EL RECUERDO DE VLADIMIR
Existe un acervo de relatos que quedaron de los procesos dictatoriales en América Latina a lo largo del siglo veinte. Algunos rozan el delirio y son propios de la brutalidad y la ignorancia de los gobiernos militares. La historia detrás de Roslik y el pueblo de las caras sospechosamente rusas tiene que ver con ello y afectó al médico Vladimir Roslik, a su familia y a la localidad uruguaya de San Javier, donde residía una colonia rusa, sospechada y perseguida por su procedencia étnica y por la febril imaginación del gobierno de facto, capaz de asociarlos con actividades guerrilleras o comunistas. Detenido y encarcelado en 1980, cuatro años después, Roslik es capturado nuevamente y torturado hasta su muerte en un batallón de Fray Bentos.
Todo esto es narrado de manera discontinua a base de testimonios, secuencias animadas y segmentos de un presente en el cual se inaugura un hogar de ancianos en conmemoración de la última víctima del terrorismo de Estado. Madre e hijo aparecen, en sus diversos roles y en sus entornos cotidianos, como misioneros capaces de sostener en la memoria colectiva el recuerdo del padre. Y el acercamiento tiende a mostrar lo que quedó de esa comunidad, los restos de un espacio resignado a que la ley impida la condena de esos crímenes. Frente a eso, sólo resta la palabra y la memoria. Por eso la imagen que clausura la película es la de los niños jugando en el río, porque serán ellos quienes tomarán la posta, con esperanza, para que esto no vuelva a ocurrir, pero sólo si se conserva el recuerdo.
Hay un momento especialmente significativo en el documental y se da cuando en una mesa de café, amigos de Vladimir conversan sobre su persona y el desgraciado episodio que le tocó vivir.
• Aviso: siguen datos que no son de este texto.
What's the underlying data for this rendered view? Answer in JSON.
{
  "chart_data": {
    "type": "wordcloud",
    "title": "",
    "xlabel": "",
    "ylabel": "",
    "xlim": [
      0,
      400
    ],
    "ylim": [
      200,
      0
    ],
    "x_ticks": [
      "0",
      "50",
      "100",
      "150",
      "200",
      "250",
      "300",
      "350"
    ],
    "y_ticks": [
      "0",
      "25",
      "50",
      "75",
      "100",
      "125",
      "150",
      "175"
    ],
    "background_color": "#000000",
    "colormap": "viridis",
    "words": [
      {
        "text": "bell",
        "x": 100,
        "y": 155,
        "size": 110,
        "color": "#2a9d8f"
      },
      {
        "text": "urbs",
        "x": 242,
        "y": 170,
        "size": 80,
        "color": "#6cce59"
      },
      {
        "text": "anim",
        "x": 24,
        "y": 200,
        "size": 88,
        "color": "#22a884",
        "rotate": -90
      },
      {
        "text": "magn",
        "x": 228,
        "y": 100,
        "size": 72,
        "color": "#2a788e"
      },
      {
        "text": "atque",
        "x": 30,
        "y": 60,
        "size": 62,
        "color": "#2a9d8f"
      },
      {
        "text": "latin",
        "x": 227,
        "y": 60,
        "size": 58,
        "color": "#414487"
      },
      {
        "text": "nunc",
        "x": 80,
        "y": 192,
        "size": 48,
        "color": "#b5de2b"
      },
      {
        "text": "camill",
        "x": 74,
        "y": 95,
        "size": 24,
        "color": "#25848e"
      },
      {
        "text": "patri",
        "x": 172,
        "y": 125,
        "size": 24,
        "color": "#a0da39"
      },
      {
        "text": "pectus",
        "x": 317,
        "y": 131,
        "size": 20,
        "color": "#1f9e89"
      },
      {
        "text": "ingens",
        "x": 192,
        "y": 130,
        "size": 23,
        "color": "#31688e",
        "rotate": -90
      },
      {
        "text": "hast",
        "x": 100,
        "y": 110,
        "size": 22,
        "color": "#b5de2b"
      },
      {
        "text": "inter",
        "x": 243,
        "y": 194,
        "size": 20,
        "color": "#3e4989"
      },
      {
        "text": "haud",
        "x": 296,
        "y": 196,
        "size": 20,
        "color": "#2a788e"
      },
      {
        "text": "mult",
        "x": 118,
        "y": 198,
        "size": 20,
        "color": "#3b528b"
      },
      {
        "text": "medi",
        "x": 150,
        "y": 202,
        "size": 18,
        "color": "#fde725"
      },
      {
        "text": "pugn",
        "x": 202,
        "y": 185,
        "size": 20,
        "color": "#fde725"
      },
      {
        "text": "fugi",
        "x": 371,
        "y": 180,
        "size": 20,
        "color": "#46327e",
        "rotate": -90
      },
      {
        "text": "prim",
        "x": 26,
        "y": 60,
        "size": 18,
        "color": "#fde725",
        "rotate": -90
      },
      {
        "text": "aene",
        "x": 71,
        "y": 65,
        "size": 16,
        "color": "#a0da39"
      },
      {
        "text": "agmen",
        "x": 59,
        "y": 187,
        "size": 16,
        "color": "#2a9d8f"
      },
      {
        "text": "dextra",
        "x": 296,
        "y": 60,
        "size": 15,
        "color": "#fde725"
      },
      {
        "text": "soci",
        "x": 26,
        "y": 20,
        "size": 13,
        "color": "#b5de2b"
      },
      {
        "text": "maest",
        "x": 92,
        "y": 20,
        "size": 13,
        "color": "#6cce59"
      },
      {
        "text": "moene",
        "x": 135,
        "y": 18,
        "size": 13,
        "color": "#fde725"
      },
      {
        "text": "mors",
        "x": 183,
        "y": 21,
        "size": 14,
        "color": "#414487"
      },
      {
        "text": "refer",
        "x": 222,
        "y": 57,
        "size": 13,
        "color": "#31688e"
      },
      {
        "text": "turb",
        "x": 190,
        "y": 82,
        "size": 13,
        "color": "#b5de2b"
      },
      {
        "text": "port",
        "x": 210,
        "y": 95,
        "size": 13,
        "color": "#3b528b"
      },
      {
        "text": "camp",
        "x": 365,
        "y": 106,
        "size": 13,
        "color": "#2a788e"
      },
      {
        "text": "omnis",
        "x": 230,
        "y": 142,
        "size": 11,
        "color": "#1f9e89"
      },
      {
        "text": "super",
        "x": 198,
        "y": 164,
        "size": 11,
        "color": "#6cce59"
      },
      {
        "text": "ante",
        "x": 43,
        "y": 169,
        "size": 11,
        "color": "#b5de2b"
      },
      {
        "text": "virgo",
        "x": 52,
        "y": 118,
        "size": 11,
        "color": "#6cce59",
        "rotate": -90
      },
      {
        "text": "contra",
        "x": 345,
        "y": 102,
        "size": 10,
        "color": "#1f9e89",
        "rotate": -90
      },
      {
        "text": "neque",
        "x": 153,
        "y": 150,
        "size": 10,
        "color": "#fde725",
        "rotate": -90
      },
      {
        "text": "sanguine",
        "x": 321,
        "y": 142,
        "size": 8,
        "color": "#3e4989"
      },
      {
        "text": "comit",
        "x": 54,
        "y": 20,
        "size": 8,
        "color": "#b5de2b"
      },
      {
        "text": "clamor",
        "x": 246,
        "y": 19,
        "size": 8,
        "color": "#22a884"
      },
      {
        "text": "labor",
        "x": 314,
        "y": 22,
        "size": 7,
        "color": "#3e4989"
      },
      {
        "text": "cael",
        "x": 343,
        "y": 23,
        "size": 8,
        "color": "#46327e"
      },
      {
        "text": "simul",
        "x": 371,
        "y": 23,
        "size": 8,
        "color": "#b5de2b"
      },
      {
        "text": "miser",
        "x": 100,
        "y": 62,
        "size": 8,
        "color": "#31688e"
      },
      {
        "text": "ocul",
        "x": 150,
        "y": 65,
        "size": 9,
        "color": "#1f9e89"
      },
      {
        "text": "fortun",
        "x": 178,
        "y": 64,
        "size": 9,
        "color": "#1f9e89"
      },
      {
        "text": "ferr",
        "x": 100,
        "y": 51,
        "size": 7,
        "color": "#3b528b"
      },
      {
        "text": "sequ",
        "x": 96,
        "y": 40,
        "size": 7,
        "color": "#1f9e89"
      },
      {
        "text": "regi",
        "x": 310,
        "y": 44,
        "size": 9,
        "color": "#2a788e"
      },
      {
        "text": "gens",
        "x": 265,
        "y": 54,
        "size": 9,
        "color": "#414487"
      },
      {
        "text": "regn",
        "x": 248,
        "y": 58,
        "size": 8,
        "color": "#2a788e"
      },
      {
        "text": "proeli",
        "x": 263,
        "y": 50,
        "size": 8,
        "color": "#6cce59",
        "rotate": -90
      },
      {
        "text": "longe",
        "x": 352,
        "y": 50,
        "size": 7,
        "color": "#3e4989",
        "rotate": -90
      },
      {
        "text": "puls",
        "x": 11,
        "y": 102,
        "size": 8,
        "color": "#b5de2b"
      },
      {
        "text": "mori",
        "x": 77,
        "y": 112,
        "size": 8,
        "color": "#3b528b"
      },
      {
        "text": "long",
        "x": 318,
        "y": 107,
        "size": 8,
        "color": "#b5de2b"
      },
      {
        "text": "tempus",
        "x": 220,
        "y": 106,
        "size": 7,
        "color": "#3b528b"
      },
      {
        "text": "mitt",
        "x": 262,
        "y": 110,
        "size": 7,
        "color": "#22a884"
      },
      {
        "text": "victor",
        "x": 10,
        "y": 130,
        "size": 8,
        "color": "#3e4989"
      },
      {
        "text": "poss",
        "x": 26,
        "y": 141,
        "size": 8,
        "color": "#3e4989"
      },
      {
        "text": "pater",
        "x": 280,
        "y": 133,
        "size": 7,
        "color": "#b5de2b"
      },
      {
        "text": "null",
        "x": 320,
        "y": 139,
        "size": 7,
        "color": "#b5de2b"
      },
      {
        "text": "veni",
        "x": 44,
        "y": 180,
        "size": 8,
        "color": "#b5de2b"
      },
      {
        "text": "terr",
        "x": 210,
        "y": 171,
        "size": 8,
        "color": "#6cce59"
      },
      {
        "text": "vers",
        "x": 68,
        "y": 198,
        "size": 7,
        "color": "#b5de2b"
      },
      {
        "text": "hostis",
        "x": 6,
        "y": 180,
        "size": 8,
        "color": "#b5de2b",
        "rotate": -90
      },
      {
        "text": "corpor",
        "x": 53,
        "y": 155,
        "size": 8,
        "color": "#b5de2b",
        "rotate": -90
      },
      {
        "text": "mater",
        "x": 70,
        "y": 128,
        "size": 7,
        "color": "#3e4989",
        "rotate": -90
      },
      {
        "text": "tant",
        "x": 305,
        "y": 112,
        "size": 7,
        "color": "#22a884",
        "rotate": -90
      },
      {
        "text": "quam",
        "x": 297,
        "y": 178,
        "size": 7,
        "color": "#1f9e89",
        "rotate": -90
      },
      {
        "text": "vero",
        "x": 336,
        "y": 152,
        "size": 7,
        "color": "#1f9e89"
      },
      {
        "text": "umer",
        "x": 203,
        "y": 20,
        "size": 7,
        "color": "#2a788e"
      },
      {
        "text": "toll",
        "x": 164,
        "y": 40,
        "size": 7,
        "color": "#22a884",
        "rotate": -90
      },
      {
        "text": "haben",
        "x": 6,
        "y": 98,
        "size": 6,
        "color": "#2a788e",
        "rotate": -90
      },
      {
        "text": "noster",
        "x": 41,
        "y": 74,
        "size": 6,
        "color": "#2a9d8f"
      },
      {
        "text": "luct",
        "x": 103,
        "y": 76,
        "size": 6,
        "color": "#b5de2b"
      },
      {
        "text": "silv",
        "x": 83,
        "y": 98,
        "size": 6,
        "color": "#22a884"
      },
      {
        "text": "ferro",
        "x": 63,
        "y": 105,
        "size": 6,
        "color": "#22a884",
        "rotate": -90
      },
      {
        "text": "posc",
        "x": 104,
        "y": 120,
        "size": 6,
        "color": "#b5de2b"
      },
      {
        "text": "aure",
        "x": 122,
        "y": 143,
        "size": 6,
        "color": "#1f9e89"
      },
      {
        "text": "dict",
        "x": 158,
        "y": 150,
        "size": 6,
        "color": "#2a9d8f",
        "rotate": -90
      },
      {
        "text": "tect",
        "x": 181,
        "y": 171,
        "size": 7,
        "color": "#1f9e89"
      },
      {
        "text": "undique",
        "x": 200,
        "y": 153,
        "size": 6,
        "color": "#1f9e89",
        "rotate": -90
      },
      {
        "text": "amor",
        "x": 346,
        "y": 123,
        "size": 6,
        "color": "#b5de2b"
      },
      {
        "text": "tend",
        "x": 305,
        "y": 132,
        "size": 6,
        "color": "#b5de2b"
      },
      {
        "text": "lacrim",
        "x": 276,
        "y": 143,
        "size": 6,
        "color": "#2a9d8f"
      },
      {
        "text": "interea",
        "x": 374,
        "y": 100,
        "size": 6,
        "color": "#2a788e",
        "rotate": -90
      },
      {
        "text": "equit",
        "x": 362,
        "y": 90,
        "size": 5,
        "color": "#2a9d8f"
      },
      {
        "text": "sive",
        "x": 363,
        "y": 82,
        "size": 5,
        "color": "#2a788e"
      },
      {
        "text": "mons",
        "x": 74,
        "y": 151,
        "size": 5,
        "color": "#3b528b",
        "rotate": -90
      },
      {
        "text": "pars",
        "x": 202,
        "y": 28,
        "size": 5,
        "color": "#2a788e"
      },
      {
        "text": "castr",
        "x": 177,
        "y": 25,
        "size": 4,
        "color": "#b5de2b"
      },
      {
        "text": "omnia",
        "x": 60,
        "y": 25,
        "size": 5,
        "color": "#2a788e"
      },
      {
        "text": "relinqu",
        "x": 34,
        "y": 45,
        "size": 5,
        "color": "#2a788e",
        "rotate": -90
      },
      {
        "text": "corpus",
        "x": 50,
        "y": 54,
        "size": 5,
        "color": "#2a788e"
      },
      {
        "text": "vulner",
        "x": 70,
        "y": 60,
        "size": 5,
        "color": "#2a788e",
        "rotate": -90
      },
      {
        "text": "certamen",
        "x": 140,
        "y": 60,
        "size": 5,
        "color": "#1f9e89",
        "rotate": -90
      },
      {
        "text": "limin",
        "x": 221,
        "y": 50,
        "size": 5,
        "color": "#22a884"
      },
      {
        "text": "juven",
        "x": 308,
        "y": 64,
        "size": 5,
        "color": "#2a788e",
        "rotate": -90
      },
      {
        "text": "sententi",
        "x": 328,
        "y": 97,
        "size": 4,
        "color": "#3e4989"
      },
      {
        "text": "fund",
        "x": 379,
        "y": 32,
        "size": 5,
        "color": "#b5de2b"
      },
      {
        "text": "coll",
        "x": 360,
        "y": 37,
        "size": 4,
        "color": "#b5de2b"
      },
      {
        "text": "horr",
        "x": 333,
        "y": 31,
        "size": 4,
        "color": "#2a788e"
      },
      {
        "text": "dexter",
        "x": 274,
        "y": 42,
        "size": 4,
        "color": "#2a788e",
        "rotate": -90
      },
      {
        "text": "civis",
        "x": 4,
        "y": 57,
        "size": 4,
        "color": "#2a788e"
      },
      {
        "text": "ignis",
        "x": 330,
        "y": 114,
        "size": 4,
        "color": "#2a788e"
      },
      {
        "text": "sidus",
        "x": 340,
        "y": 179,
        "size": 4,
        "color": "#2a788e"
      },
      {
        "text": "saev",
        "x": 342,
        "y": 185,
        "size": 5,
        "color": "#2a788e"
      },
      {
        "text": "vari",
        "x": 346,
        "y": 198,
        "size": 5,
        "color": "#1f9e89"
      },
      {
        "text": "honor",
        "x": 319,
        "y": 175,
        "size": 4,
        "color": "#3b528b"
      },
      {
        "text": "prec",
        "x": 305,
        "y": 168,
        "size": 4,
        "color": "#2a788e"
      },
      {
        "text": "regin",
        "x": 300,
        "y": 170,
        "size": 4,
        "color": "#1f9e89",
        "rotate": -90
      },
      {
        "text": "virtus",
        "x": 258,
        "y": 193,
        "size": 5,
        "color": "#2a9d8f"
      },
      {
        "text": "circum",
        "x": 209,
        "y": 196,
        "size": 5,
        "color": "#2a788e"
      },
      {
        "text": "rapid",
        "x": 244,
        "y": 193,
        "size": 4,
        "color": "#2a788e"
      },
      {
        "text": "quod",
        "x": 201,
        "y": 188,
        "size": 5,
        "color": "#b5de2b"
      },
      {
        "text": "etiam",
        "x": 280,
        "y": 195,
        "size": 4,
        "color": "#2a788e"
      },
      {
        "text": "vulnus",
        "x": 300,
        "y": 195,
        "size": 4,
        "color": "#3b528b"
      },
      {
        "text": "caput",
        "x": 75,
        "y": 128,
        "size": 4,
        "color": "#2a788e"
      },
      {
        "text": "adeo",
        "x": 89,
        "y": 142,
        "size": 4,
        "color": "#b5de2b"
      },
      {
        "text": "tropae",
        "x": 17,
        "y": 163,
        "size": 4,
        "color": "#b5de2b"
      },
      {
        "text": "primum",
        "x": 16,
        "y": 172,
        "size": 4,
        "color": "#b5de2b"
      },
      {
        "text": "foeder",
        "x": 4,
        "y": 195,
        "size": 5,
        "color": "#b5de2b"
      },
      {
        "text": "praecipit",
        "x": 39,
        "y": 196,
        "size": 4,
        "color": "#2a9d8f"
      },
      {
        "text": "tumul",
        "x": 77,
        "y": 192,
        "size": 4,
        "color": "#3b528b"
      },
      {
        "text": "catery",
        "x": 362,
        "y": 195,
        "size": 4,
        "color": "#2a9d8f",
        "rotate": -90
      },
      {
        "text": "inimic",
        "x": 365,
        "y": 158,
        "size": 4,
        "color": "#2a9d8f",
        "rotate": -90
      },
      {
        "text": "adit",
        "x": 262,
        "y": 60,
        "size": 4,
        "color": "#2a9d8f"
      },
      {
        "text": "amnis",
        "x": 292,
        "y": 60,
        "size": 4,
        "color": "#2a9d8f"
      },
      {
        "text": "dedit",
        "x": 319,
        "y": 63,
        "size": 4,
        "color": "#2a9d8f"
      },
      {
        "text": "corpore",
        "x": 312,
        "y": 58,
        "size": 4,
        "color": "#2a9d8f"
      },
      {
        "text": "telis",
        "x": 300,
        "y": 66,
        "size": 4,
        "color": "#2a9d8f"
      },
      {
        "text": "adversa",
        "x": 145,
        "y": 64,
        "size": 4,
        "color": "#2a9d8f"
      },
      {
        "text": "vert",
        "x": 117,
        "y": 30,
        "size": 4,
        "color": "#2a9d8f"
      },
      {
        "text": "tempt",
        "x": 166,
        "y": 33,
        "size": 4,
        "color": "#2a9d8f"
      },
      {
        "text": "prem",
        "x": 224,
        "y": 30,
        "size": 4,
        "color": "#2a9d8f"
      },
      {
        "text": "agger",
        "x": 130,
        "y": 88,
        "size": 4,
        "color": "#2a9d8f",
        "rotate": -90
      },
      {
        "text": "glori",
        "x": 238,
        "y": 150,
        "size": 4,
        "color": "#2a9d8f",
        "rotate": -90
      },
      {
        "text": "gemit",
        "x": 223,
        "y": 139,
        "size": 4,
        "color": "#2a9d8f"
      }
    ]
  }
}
Uno de ellos refiere que nada expresa mejor la naturaleza de la dictadura que el gesto y la frase que pronuncia el médico cuando irrumpen en su casa por la noche. Se toma la cabeza y dice “otra vez”. El relato deja al menos dos ideas visibles. La primera confirma un defecto: el resultado desparejo del documental, en tanto y en cuanto, las historias son más interesantes que las imágenes. La segunda ratifica el contenido ético, el compromiso por buscar la mejor forma de llegar a la sensación de horror que atraviesa toda persona que sabe que de un momento a otro la pueden secuestrar. La frase de Roslik universaliza el sentimiento cotidiano ante la indefensión, la vulnerabilidad ante la inminente llegada de los asesinos. La misma que hubieran gritado tantas otras víctimas asaltadas y sacadas por la fuerza de sus casas durante la noche. Este momento escalofriante, fuera de campo, tiene más potencia que el resto de la película. Y es un gran hallazgo.